Looking at the combined best tree and comparing it to the trees published in the paper, the most obvious difference is in the topology. There are two taxa in the best combined tree that are grouped separately from all the rest, while in the published tree there is more clustering. Furthermore, there are specific differences between clustering on the published tree and the combined best tree. For example, in the combined tree, Zyzzyzus calderi and Ralpharia gorgoniae are placed together in their own clade with aency score of 98. However, in the best combined tree, they are slightly more distant, sharing a clade with Zyzzyzus warreni and Ectopleura dumortieri.

2. How do the trees for each gene differ from each other?

One major difference is in branch length. While the 18s and 28s trees seem to agree somewhat for any given taxon, the 16s tree shows a marked difference in branch lengths: an egregious example is Hippodius hippopus, which has the distinction of possessing the longest branch on the 16s best tree, but rather short branches on the 18s and 28s trees. Another difference is that some species are not represented on all trees: Zyzzyzus calderi is only represented on the 28s tree, though the related Zyzzyzus warreni is found on all three.
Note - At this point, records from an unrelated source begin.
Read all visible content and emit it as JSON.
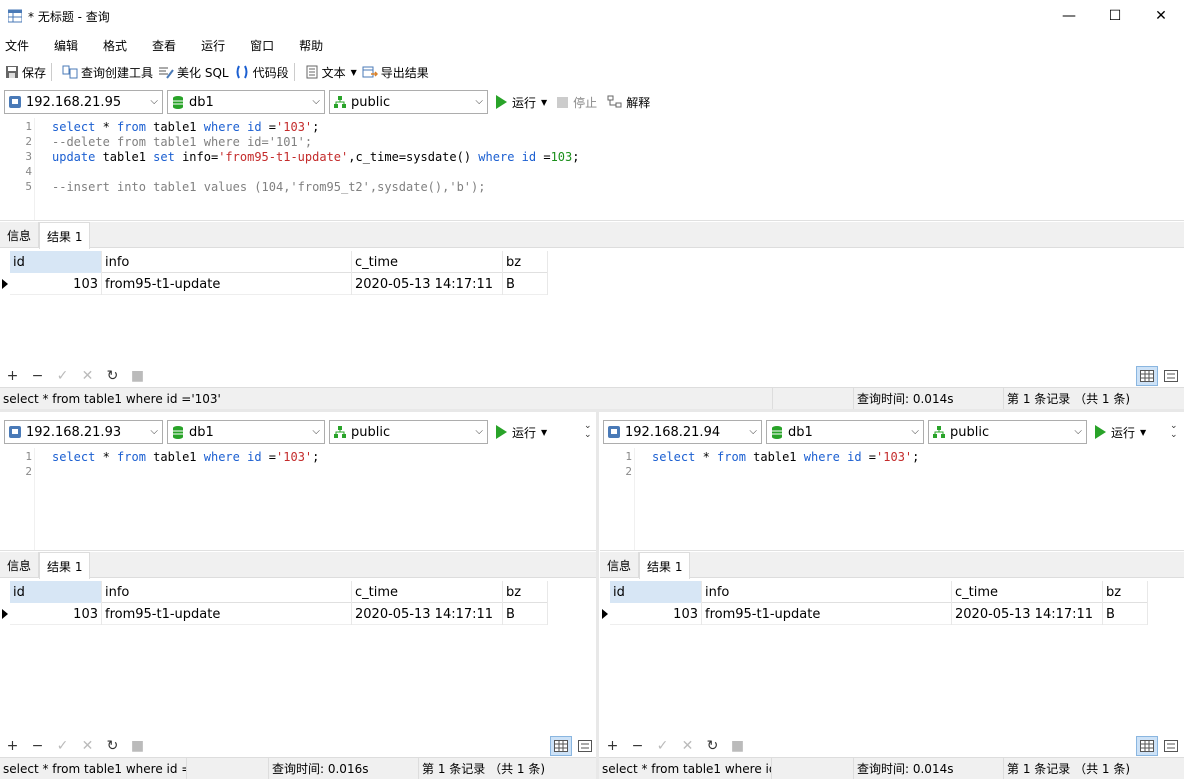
{
  "window": {
    "title": "* 无标题 - 查询",
    "minimize": "—",
    "maximize": "☐",
    "close": "✕"
  },
  "menu": [
    "文件",
    "编辑",
    "格式",
    "查看",
    "运行",
    "窗口",
    "帮助"
  ],
  "toolbar": {
    "save": "保存",
    "query_builder": "查询创建工具",
    "beautify": "美化 SQL",
    "snippet": "代码段",
    "text": "文本",
    "export": "导出结果"
  },
  "run_labels": {
    "run": "运行",
    "stop": "停止",
    "explain": "解释"
  },
  "result_tabs": {
    "info": "信息",
    "result": "结果 1"
  },
  "columns": [
    "id",
    "info",
    "c_time",
    "bz"
  ],
  "panes": {
    "top": {
      "host": "192.168.21.95",
      "db": "db1",
      "schema": "public",
      "line_numbers": [
        "1",
        "2",
        "3",
        "4",
        "5"
      ],
      "row": [
        "103",
        "from95-t1-update",
        "2020-05-13 14:17:11",
        "B"
      ],
      "status_sql": "select * from table1 where id ='103'",
      "status_time": "查询时间: 0.014s",
      "status_count": "第 1 条记录 （共 1 条)"
    },
    "left": {
      "host": "192.168.21.93",
      "db": "db1",
      "schema": "public",
      "line_numbers": [
        "1",
        "2"
      ],
      "row": [
        "103",
        "from95-t1-update",
        "2020-05-13 14:17:11",
        "B"
      ],
      "status_sql": "select * from table1 where id =",
      "status_time": "查询时间: 0.016s",
      "status_count": "第 1 条记录 （共 1 条)"
    },
    "right": {
      "host": "192.168.21.94",
      "db": "db1",
      "schema": "public",
      "line_numbers": [
        "1",
        "2"
      ],
      "row": [
        "103",
        "from95-t1-update",
        "2020-05-13 14:17:11",
        "B"
      ],
      "status_sql": "select * from table1 where id",
      "status_time": "查询时间: 0.014s",
      "status_count": "第 1 条记录 （共 1 条)"
    }
  },
  "sql": {
    "select_kw": "select",
    "star": " * ",
    "from_kw": "from",
    "table": " table1 ",
    "where_kw": "where",
    "id_col": " id ",
    "eq": "=",
    "val_103": "'103'",
    "semi": ";",
    "line2": "--delete from table1 where id='101';",
    "update_kw": "update",
    "set_kw": "set",
    "info_eq": " info=",
    "val_update": "'from95-t1-update'",
    "ctime_part": ",c_time=sysdate() ",
    "num_103": "103",
    "line5": "--insert into table1 values (104,'from95_t2',sysdate(),'b');"
  },
  "grid_tools": {
    "add": "+",
    "remove": "−",
    "apply": "✓",
    "discard": "✕",
    "refresh": "↻",
    "stop": "■"
  },
  "colors": {
    "keyword": "#1b5fd1",
    "string": "#c42b2b",
    "number": "#1a8f1a",
    "comment": "#808080",
    "run": "#29a329"
  }
}
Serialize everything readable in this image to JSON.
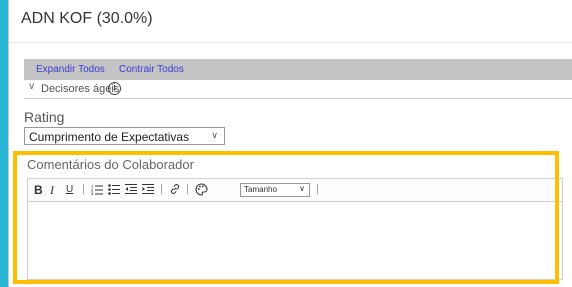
{
  "header": {
    "title": "ADN KOF (30.0%)"
  },
  "links": {
    "expand_all": "Expandir Todos",
    "collapse_all": "Contrair Todos"
  },
  "section": {
    "label": "Decisores ágeis",
    "chevron": "∨",
    "info_glyph": "i"
  },
  "rating": {
    "label": "Rating",
    "selected": "Cumprimento de Expectativas",
    "chevron": "∨"
  },
  "comments": {
    "label": "Comentários do Colaborador",
    "toolbar": {
      "bold": "B",
      "italic": "I",
      "underline": "U",
      "separator": "|",
      "font_size": "Tamanho",
      "chevron": "∨"
    },
    "value": ""
  },
  "colors": {
    "highlight": "#ffbf00",
    "background": "#29b6d6",
    "link": "#3b3bd6"
  }
}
3. Take a look at the raxml log files. What do these tell you about the different models of molecular evolution for the four analyses?

Each tree analysis had to use different parameters to explain sequence variation, most visibly in their alphas and rates of base interconversion. However, these parameters appear to fall into similar ratios within each gene. The implication is that each has undergone differing rates of evolution, though the mechanism of evolution seems to be somewhat conserved. For example, in order to explain the data for the 16s gene, the rate of pyrimidine interconversion is more than eleven times higher than a basal rate of 1.0. In the other genes, this rate is much lower, but still the largest rate for every gene. In fact, for nearly every rate constant the 16s data requires higher values than the 18s and 28s data, suggesting that evolution is proceeding more rapidly on that gene. An exception may be seen in the C to G interconversion rate, which is roughly similar (and low) in every gene. It is then clear that pyrimidine interconversion is the most prevalent type of mutation acting on the genes, and that evolution acts more quickly on the 16s sequence.